Es war unmöglich, alles über Atticus zu wissen, selbst wenn er ihr Baby war. Er war ein Mensch, und es war unmöglich, alles über einen Menschen zu wissen, egal wie viel Zeit man mit ihm verbrachte.
Obwohl er erst 10 Jahre alt war, hatte Atticus praktisch und offensichtlich schon eine eigene Persönlichkeit. Das zeigte sich in der Art, wie er Dinge tat.
Anastasia konnte nicht begreifen, wie er so schnell gewachsen war, aber das spielte keine Rolle. Auch wenn sie nicht alles über ihn wusste, war er dennoch ihr Sohn, und sie würde ihn lieben, egal wie viele Geheimnisse er hatte.
Das hieß aber nicht, dass sie nicht weiter versuchen würde, mehr über ihn herauszufinden. Während des Abendessens stellte sie Atticus unzählige Fragen.
Atticus wich ihnen jedoch geschickt aus und gab meist vage Antworten, als hätte er das aus einem Buch gelernt.
Nachdem er eine Stunde lang Fragen über sich ergehen lassen und die Neugier seiner Familie einigermaßen befriedigt hatte, durfte Atticus endlich den Speisesaal verlassen.
Er verschwendete keine Zeit und ging in sein Zimmer, um seinen Trainingsanzug anzuziehen.
Den ganzen Tag über hatte Atticus sich unruhig gefühlt. Es war wie ein lästiger Juckreiz, den er nicht stillen konnte. Dieses Gefühl hatte er immer, wenn er eine Weile nicht trainiert hatte.
Dieses Gefühl hatte Atticus auch während der zwei Tage gehabt, an denen er Anastasia versprochen hatte, sich auszuruhen und nicht zu trainieren. Der heutige Tag war voller unerwarteter Ereignisse gewesen, sodass er keine Zeit für sein übliches Training gehabt hatte.

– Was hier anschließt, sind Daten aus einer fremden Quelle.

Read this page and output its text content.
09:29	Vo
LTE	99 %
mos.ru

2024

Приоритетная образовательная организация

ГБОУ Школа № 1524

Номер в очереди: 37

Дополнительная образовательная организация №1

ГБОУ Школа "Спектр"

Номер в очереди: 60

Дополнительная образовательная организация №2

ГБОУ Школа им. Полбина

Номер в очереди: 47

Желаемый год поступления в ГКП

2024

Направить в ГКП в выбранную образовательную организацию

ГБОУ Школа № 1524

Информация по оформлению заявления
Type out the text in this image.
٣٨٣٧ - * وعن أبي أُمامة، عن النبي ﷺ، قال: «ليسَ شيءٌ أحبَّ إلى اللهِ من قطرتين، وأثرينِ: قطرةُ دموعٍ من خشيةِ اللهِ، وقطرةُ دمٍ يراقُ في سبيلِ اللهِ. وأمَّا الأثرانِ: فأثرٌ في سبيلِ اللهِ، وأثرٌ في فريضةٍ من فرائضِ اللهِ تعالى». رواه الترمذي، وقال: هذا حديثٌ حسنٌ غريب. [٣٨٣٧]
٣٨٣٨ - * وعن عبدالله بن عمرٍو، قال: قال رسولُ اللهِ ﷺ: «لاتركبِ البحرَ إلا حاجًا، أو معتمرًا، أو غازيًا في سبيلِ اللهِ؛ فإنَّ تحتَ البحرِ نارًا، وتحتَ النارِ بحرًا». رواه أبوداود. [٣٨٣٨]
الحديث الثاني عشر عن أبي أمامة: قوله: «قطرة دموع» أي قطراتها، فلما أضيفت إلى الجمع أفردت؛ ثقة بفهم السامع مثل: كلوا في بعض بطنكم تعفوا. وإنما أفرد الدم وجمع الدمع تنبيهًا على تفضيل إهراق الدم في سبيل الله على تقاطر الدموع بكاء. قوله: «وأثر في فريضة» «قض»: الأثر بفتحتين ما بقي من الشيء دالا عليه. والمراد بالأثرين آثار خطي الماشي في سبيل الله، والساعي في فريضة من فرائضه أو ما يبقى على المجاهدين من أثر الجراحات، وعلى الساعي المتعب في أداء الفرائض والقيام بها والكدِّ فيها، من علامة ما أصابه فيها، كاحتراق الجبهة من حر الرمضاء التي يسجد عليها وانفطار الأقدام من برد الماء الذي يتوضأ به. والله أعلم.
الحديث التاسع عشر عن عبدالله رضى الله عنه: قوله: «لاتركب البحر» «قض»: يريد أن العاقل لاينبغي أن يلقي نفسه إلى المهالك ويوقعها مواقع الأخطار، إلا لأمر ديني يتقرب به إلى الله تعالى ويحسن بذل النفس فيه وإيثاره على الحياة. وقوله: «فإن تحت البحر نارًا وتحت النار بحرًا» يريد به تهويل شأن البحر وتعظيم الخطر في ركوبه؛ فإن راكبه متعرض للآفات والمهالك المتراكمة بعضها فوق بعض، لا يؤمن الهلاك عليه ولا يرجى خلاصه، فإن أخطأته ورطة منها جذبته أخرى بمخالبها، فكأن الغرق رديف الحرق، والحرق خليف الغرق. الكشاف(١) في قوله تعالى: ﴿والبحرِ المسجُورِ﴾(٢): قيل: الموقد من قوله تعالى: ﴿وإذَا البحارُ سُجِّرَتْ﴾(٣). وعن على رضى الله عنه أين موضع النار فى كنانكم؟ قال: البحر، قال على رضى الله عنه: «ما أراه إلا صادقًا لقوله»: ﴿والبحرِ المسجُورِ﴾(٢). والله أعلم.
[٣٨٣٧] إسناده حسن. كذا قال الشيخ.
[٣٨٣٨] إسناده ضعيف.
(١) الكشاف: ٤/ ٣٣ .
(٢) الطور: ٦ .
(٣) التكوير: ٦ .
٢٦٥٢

Er würde nicht schlafen können, wenn er dieses Jucken nicht stillte. Atticus war entschlossen, die verlorene Zeit aufzuholen; er wollte noch etwas trainieren, bevor er sich ins Bett legte.
In seinem Trainingsanzug und mit seinem Katana an der Hüfte verließ Atticus sein Zimmer.
Als er den Flur entlangging, traf er plötzlich auf jemanden, den er an diesem Abend niemals erwartet hätte: Magnus stand ihm im Weg.